Like all model railroaders, I relish the day when my train layout is fully realized with beautiful scenery, miniature structures, hordes of inch-high figures and of course, railcars. As with most of my brethren (and alas, sistren, are almost non-existent in the hobby), my aspirations are repressed by lack of skill, time and money. So I lock my dreams away in the same box that holds my yearnings to communicate with extraterrestrials or become a pteranadon, and get on with daily life.
But then the Walthers 2013 H.O. Reference Book appears and opens my imagination chest to keep the dream alive. Because this paperback, with its exactly 1,000, mostly color pages, describes the 1/87th-scale pieces that can make my imaginings real.
As with previous years, the catalog is sized at 8-1/2 x 11 inches, with each page tabbed in a different color to make sections easier to find. A Table of Contents in the front, and a 15-page, 6-column-per-page Index in the back make it easy to locate goodies of interest. These location aids prove nearly superfluous. At least when I first bought the tome, I read it from first page to last, engrossed in its page as if it revealed the secrets of life.
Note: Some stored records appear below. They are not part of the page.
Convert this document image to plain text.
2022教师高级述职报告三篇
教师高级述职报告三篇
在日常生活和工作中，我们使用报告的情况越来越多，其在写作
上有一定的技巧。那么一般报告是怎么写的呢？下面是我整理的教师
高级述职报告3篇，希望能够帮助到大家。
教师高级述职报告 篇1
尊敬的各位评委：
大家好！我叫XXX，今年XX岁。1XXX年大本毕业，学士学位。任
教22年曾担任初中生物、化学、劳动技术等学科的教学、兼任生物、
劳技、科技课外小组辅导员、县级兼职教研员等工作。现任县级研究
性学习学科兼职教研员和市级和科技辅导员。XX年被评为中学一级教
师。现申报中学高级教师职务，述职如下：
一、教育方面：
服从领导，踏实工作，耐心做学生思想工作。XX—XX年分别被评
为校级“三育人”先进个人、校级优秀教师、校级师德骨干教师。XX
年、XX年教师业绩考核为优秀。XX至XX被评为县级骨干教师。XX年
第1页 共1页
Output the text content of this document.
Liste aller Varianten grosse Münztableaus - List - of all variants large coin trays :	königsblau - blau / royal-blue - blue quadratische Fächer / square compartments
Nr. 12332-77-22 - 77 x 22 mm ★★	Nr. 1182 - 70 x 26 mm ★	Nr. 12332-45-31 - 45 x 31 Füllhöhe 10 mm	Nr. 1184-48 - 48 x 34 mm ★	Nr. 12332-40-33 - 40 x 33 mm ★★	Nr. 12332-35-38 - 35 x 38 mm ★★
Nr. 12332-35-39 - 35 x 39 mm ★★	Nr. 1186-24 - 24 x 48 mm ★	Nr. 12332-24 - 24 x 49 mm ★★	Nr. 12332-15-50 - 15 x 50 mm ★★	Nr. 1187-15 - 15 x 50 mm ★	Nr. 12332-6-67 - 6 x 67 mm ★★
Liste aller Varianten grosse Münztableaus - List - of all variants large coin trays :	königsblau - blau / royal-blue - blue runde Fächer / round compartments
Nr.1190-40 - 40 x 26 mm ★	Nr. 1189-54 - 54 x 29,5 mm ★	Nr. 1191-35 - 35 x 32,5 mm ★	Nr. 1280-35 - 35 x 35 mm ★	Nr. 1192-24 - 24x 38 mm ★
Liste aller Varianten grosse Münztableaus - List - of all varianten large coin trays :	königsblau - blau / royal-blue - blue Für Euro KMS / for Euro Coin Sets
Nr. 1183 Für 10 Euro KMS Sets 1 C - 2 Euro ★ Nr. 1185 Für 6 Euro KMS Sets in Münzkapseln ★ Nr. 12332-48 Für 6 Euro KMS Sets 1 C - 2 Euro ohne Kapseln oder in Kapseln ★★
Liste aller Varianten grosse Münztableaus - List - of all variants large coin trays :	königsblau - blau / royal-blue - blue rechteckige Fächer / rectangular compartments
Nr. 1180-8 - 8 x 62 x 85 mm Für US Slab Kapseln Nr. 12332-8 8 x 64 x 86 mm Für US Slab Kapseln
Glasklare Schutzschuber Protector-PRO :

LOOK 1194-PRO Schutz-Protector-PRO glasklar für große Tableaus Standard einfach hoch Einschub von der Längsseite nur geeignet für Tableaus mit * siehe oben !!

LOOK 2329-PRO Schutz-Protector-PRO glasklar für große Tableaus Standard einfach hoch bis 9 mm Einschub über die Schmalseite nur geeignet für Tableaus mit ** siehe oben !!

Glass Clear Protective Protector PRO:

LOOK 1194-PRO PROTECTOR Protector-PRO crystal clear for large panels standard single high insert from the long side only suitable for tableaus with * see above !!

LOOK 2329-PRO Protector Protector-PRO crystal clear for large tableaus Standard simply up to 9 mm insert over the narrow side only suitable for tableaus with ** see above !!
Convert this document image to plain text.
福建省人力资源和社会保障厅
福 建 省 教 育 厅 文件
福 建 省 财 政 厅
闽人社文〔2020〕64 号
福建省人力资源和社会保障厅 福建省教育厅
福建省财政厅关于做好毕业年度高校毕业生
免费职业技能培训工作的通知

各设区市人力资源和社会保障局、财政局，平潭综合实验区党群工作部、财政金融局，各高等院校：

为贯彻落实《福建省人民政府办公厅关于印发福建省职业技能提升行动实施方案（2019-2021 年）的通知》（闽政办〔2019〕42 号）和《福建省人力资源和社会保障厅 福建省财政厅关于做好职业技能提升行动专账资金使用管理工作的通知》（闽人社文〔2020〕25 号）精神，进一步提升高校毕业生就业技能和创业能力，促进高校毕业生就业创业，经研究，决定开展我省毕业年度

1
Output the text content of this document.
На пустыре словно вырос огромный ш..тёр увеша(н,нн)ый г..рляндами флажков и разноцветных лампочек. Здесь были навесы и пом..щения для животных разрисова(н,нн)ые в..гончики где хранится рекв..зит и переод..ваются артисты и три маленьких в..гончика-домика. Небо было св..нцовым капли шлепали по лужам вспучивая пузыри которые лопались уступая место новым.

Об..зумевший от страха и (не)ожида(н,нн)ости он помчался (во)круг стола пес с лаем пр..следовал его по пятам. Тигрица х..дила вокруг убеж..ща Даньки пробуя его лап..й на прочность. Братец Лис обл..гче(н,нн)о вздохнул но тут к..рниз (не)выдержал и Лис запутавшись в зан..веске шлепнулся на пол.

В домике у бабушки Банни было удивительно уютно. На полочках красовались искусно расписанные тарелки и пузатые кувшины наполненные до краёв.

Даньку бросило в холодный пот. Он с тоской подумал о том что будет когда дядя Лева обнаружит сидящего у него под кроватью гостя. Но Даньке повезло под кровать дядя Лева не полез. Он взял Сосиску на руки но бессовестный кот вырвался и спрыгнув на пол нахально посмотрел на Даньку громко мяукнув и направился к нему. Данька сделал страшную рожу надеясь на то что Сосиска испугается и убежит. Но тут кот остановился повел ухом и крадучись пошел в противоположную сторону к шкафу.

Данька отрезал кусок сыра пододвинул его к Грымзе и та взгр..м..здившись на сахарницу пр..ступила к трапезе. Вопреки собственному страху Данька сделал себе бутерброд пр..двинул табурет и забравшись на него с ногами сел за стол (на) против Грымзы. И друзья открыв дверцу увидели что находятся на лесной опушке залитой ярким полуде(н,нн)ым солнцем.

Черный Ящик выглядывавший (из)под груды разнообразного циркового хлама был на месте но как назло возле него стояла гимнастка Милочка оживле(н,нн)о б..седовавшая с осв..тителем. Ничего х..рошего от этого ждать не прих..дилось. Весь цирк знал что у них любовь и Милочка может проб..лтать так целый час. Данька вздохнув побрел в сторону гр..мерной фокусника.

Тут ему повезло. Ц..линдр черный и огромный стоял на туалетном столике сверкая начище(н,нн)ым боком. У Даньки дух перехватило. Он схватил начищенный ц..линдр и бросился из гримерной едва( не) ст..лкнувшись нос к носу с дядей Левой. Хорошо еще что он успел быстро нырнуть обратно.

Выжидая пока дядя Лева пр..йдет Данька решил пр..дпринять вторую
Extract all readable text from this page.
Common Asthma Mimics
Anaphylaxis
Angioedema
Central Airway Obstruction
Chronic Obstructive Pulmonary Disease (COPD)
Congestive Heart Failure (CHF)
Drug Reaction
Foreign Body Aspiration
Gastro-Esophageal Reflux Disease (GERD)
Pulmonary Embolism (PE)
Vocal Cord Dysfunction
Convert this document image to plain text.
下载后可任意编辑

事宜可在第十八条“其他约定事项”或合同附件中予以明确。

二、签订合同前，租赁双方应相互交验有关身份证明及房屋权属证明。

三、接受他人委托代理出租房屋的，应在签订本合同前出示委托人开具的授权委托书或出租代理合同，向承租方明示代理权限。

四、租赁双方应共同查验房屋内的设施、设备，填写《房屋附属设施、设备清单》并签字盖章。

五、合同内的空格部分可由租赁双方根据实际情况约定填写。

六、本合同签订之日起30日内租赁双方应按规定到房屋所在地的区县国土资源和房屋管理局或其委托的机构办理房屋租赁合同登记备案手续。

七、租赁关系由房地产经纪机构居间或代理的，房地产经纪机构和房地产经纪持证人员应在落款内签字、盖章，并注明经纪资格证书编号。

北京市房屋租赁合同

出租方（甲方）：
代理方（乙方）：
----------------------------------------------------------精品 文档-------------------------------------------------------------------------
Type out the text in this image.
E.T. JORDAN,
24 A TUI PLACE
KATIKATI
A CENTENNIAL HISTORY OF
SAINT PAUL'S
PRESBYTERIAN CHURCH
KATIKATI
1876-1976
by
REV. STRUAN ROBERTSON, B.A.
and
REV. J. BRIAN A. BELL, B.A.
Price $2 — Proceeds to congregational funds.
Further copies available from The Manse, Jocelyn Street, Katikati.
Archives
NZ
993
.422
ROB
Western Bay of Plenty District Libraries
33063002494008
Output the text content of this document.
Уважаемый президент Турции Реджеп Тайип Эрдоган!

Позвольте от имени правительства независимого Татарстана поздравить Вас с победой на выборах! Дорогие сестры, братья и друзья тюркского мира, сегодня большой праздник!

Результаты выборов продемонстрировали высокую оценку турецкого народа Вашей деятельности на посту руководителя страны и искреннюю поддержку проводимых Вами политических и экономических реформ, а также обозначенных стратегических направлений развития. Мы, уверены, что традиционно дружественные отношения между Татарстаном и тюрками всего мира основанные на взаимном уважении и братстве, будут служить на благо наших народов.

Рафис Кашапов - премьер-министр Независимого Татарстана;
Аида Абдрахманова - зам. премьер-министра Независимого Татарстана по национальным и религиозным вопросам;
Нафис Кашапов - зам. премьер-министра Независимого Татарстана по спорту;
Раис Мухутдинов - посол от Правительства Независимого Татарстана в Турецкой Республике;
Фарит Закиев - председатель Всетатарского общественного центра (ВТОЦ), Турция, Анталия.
The catalog, produced by the largest distributor of model railroading equipment, boasts a cornucopia of all things trains. Complete sets, locomotives, passenger cars, freight cars, structures, figures, vehicles, tools, scratch building supplies, books and videos are just some of the main sections in the Table of Contents. Most items have a color or back-and-white picture, a brief description, name and price.
Typical for the book is The Magic of Model Railroading, which consist of 45 pages of inspirational photographs of beautiful H.O. layouts, some having won awards. One shows a horse-drawn buggy parked in front of the schoolhouse at Walnut Grove from TV’s “Little House on the Prairies.” Another has a steamer chugging by a herd of sheep in 1920s Colorado. And a third shows a 44-ton diesel switcher pulling supplies at the 1940s Port Weston Harbor.
New for the year is a 12-month full color wall calendar, which unfortunately crams two months in each 7-1/2 x 11-inch page. Some of the days sport descriptions of important model railroading days, such as the beginning of the NMRA National Convention on July 14. Each month has a full-color model railroading picture to one side.
The last two versions of the catalog lavished at least five full pages on new structures that Walthers had created, something I’d always looked forward to. The company specializes in American prototype buildings, somewhat rare in an industry dominated by European prototypes. The current version has no such advantage. In fact, the only new structure is a drive-in restaurant that is lumped with railcars and vehicles to three pages of “What’s New” near the front of the catalog.
If you’re into H.O.-scale model railroading, then you need this catalog. Nothing else out there even comes close. This reference also allows ordering. But heed one tip: check the item first on the Walthers website, which frequently has products on sale. Then place your order with your nearest hobby shop. It may take a week for it to arrive and you’ll need to pick your package up at the shop, but most merchants will not charge you shipping. The only additional thing you pay is your sales tax.